With limited exceptions not relevant here, a medical malpractice claim in the Virgin Islands must be filed "within two (2) years from the date of the alleged act, omission or neglect." V.I. Code. Ann. tit. 27, § 166d. In addition, as stated above, a claimant must also give the MMARC up to ninety days to obtain an expert opinion before proceeding to court. The statute of limitations is not tolled during that time.
When § 166i was enacted in 1975 it provided for the tolling of the statute of limitations for up to ninety days while a complaint was pending before the MMARC. Missar, 2004 WL 2203521, at *4. In 1993, however, the Legislature deleted the tolling provision. As this court aptly remarked in Missar,
Thus it is reasonable to infer that the Legislature's intent was that the filing of the proposed complaint with the Committee would no longer toll the 2 year statute of limitations. By . . . [1993] the courts had been universally applying the rule of strict construction and dismissing cases in which the plaintiffs did not comply with 166i(b). Therefore, it stands to reason that by removing the 90 day tolling provision, the Legislature intended for medical malpractice plaintiffs to file their claims within a two year period after the date the claim accrued, including a mandatory 90 day period during which the malpractice review committee must receive notice and have the opportunity to obtain expert review of the claim.Id.
If we assume that Doolin's misdiagnosis occurred on September 9, 2005, the latest possible date according to the plaintiff's chronology of events, she should have filed notice with the MMARC no later than June 10, 2007 in order to leave time for the ninety day MMARC review and the filing of the lawsuit before the expiration of the statute of limitations on September 8, 2007. Doolin did not file her notice with the MMARC until June 15, 2007, and she brought this action before the MMARC obtained an expert opinion or exhausted its ninety day exclusive review period.
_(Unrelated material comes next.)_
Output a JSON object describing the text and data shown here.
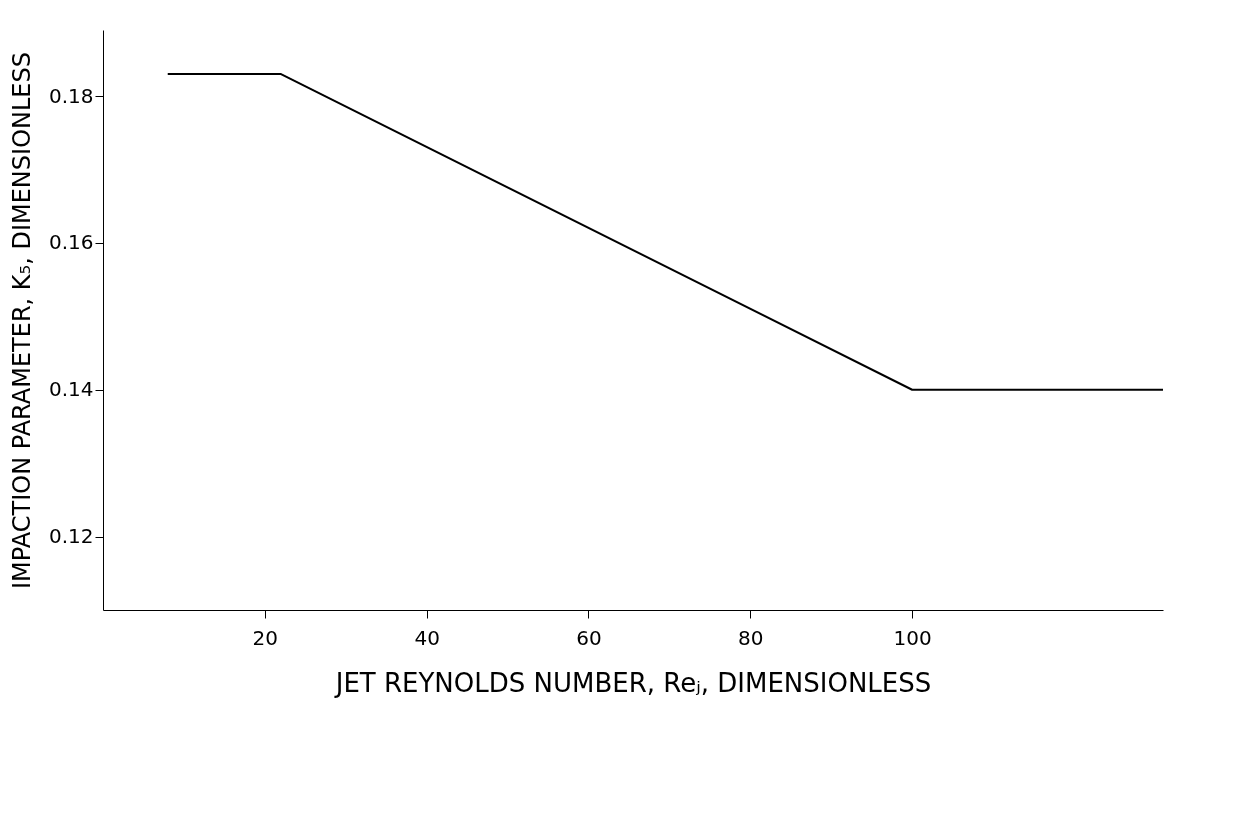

In sum, the Virgin Islands statute of limitations for medical malpractice actions is two years. However, before suit is filed, a plaintiff must file a notice with the MMARC. That Committee has ninety days to obtain an expert opinion and a plaintiff is barred from instituting suit until either an opinion is obtained or ninety days lapse. Thus, if a plaintiff waits to file a notice with the MMARC until less than ninety days before the statute of limitations expires, the court, of course, has no jurisdiction over any lawsuit filed while the MMARC is reviewing the claim and any lawsuit filed after the ninety day review will be too late since the statute of limitations is not tolled during that period. Because Doolin filed her notice with the MMARC less than ninety days before the statute of limitations ran and she filed her lawsuit just two weeks later, during the pendency of the MMARC review, the court has no subject matter jurisdiction.
Accordingly, we will grant the motion of the defendants to dismiss (incorrectly denominated a motion for summary judgment) for lack of subject matter jurisdiction because of the plaintiff's failure to comply with the requirements of V.I. Code. Ann. tit. 27, § 166i.